(PS:- this is a totally ranting post I am myself confused of what I have written, read at ur own risk lols)
Ha… now day’s m so fully confused. I ve gone through phases where I ve been very very happy, also I ve gone those the tense and bad phase too, but at this point of time in my life it is totally different situation I am both happy and worried it is kinda of a mixed feel. I wonder should I be happy for things which are making happy or should I worry and feel tense for things which are making me sad. Oh I wish I could sit with someone and talk it out (m gonna talk to my friend , was hesitating to talk about this to her and confuse her too). I have also written about this weird confused syndrome at the end of my previous post too I guess.

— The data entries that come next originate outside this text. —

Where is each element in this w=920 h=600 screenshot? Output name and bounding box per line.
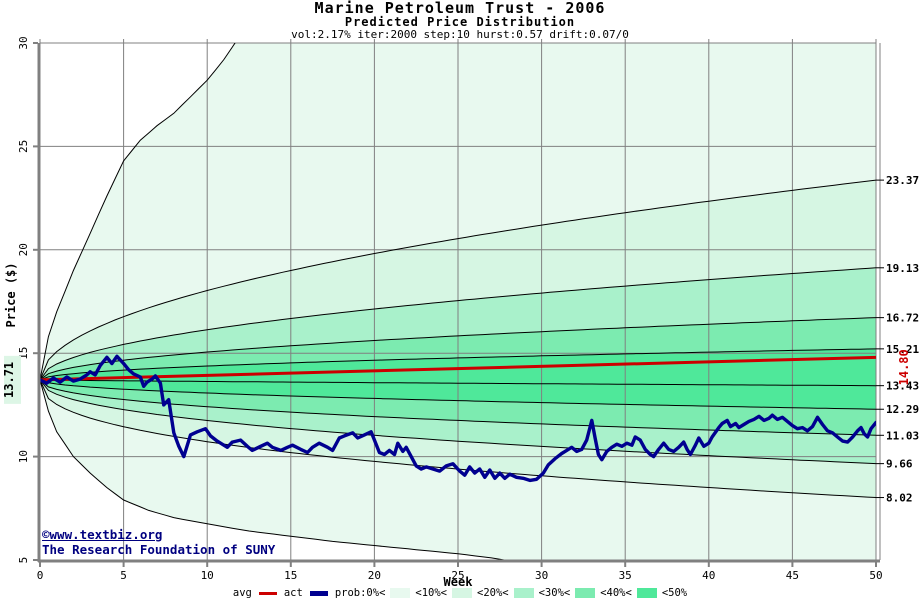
right-axis-label: 12.29 (886, 403, 919, 416)
x-tick-label: 15 (284, 569, 297, 582)
right-axis-label: 15.21 (886, 343, 919, 356)
y-tick-label: 30 (17, 36, 30, 49)
y-axis-title: Price ($) (4, 262, 18, 327)
legend-band-swatch-1 (390, 588, 411, 598)
start-price-label: 13.71 (2, 362, 16, 398)
right-axis-labels: 23.37 19.13 16.72 15.21 13.43 12.29 11.03 9.66 8… (876, 174, 919, 505)
x-tick-label: 35 (619, 569, 632, 582)
band-fill (40, 379, 876, 498)
legend-prob-4: <40%< (600, 587, 632, 599)
right-axis-label: 11.03 (886, 429, 919, 442)
boundary-median-50pct (40, 379, 876, 387)
x-tick-label: 45 (786, 569, 799, 582)
right-axis-label: 19.13 (886, 262, 919, 275)
right-axis-label: 16.72 (886, 312, 919, 325)
legend-prob-5: <50% (661, 587, 688, 599)
y-tick-label: 20 (17, 243, 30, 256)
start-price-highlight (4, 355, 21, 404)
boundary-30pct-lower (40, 379, 876, 436)
watermark-org: The Research Foundation of SUNY (42, 542, 276, 557)
right-axis-label: 13.43 (886, 380, 919, 393)
x-tick-label: 10 (201, 569, 214, 582)
gridlines (40, 42, 881, 560)
legend-avg-swatch (258, 591, 277, 595)
x-tick-label: 20 (368, 569, 381, 582)
boundary-20pct-upper (40, 267, 876, 381)
legend-band-swatch-3 (513, 588, 534, 598)
right-axis-label: 23.37 (886, 174, 919, 187)
chart-legend: avg act prob:0%< <10%< <20%< <30%< <40%<… (0, 587, 920, 599)
x-tick-label: 50 (869, 569, 882, 582)
legend-prob-0: prob:0%< (334, 587, 386, 599)
right-axis-label: 9.66 (886, 458, 913, 471)
avg-price-line (39, 355, 877, 382)
watermark: ©www.textbiz.org The Research Foundation… (42, 527, 275, 557)
x-tick-label: 30 (535, 569, 548, 582)
boundary-20pct-lower (40, 379, 876, 465)
y-tick-label: 10 (17, 450, 30, 463)
y-tick-label: 5 (17, 557, 30, 564)
boundary-10pct-upper (40, 179, 876, 381)
y-tick-label: 25 (17, 140, 30, 153)
legend-act-label: act (283, 587, 303, 599)
x-tick-label: 5 (120, 569, 127, 582)
legend-act-swatch (309, 590, 328, 596)
legend-avg-label: avg (232, 587, 252, 599)
legend-prob-1: <10%< (415, 587, 447, 599)
boundary-40pct-lower (40, 379, 876, 410)
x-tick-label: 25 (451, 569, 464, 582)
legend-band-swatch-2 (452, 588, 472, 598)
chart-header: Marine Petroleum Trust - 2006 Predicted … (0, 1, 920, 41)
boundary-max-0pct-upper (40, 43, 236, 380)
legend-band-swatch-4 (575, 588, 596, 598)
boundary-40pct-upper (40, 348, 876, 381)
legend-prob-2: <20%< (477, 587, 509, 599)
legend-prob-3: <30%< (538, 587, 571, 599)
actual-price-line (40, 354, 876, 483)
x-tick-label: 40 (702, 569, 715, 582)
right-axis-label: 8.02 (886, 492, 913, 505)
boundary-30pct-upper (40, 317, 876, 381)
boundary-min-0pct-lower (40, 379, 508, 560)
x-tick-label: 0 (37, 569, 44, 582)
chart-title: Marine Petroleum Trust - 2006 (314, 0, 606, 17)
chart-parameters: vol:2.17% iter:2000 step:10 hurst:0.57 d… (291, 28, 629, 41)
x-axis-title: Week (444, 575, 474, 589)
avg-end-label: 14.80 (897, 349, 911, 385)
chart-subtitle: Predicted Price Distribution (344, 15, 576, 29)
legend-band-swatch-5 (636, 588, 657, 598)
watermark-link[interactable]: ©www.textbiz.org (42, 527, 163, 542)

This is also a time m dreaming a lot I want to do the CA course. With all this confusion I am dreaming also, I dono its weird isn’t it. When doing my bachelors degree I was always fascinated by the Income Tax subject I also missed the distinction due to one mark lesser sigh. I am planning to apply soon for CA the toughest course as far as I have heard.
My childhood dream was to be an entrepreneur as of now to I wanna be an entrepreneur but u know I don’t wanna share the main core functions with anyone, I want to be the boss, as of now where I am working I am the boss but partially coz it’s the family business so major decisions cannot be taken alone and many more things, also being the boss in the family business has thought me many lessons how to deal with a business etc. So it will helped me for my future business when I am the sole decision maker and stuff so hopefully everything goes well I ll be able to set up mine by next year end, ‘being the boss’ needs a different post in itself.
Ok I guess I have totally diverted form my “weird confusion syndrome” lols. This is what I wanna say in all these confusion moods of mine I wanna start something for which the base will start from now on wish me luck. The situation which is making me both happy and bad nothing can be done until the target is achieved, oh wish we can do it soon as soon as possible.
I know it is possible but will take some time. Once this thing will get over and when I will think of the times when I have felt tensed and happy, and all of these mixed emotions maybe I ll have a hearty laugh at myself. When I ll think of what we have achieved we ll be proud to announce to the whole world. The main people who are supporting me in this are my family,G s family and specially my Dad, thanks dad. There are few people who are jealousy of whatever we are doing but G and I are not bothered. Wish me luck people.
If u have read the post untill now then kudos to you for so much patience. I am still confused with my post hopefully u understood, but I feel relieved and feel light by unburdening myself.